This is National FFA Week as young Nebraskans in blue corduroy jackets drive tractors to school and showcase their many ag-related talents and activities. FFA advisor Herb Strasser says the organization remains important for students pursuing careers in agriculture and this week is a highlight.
He says this week’s observance is focused on just being seeing and doing civic-related jobs around the community. Nationwide, there are more than 500-thousand members in 74-hundred chapters in all 50 states. The group changed its name from Future Farmers of America to FFA in 1998 to reflect the diverse scope of the agriculture industry.
While the FFA has been around since 1928, Strasser says the challenge for the future is communication. “Nothing in agriculture has the visibility that it had 35, 40 years ago,” he says. “So it’s constantly keeping the public informed that there are opportunities for all young people to be involved in FFA, whether they live on a farm, live in the community or even commute to and from the school.”
Agriculture is the nation’s top industry, employing more than 24-million people. FFA aims to prepare members for more than 300 careers in the science, business and technology of agriculture. Strasser says the market trends that are affecting commodities now are a valuable tool for FFA students to follow, especially in this economy.

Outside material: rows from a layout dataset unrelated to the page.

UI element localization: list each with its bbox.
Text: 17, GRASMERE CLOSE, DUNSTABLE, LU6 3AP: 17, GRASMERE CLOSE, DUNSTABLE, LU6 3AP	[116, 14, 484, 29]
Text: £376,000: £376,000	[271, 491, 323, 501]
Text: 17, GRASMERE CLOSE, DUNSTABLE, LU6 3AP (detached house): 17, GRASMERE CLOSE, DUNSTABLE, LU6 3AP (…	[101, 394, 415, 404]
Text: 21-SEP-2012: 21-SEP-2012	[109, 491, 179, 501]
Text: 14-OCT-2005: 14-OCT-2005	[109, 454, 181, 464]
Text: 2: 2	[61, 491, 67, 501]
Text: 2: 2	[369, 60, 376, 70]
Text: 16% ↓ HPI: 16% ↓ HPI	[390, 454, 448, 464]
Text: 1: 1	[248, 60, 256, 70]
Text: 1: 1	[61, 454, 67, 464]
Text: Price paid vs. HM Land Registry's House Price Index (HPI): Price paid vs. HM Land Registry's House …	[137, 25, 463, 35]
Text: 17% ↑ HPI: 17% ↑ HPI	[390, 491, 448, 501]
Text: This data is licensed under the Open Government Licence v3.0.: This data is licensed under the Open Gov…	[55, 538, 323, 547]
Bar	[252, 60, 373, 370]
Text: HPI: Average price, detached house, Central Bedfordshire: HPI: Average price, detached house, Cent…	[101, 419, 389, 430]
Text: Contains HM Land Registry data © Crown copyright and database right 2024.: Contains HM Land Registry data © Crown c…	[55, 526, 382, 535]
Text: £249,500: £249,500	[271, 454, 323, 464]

“Being aware of your commodities and trying to explain to our students how important it is to look well ahead and market your grain properly is one of the skills that keeps a farmer successful or keeps them on the margin of the industry,” Strasser says. “The markets are probably not going to stabilize. I think what we’ve been seeing for the last couple if years is probably the norm, rather than the exception, in agriculture.”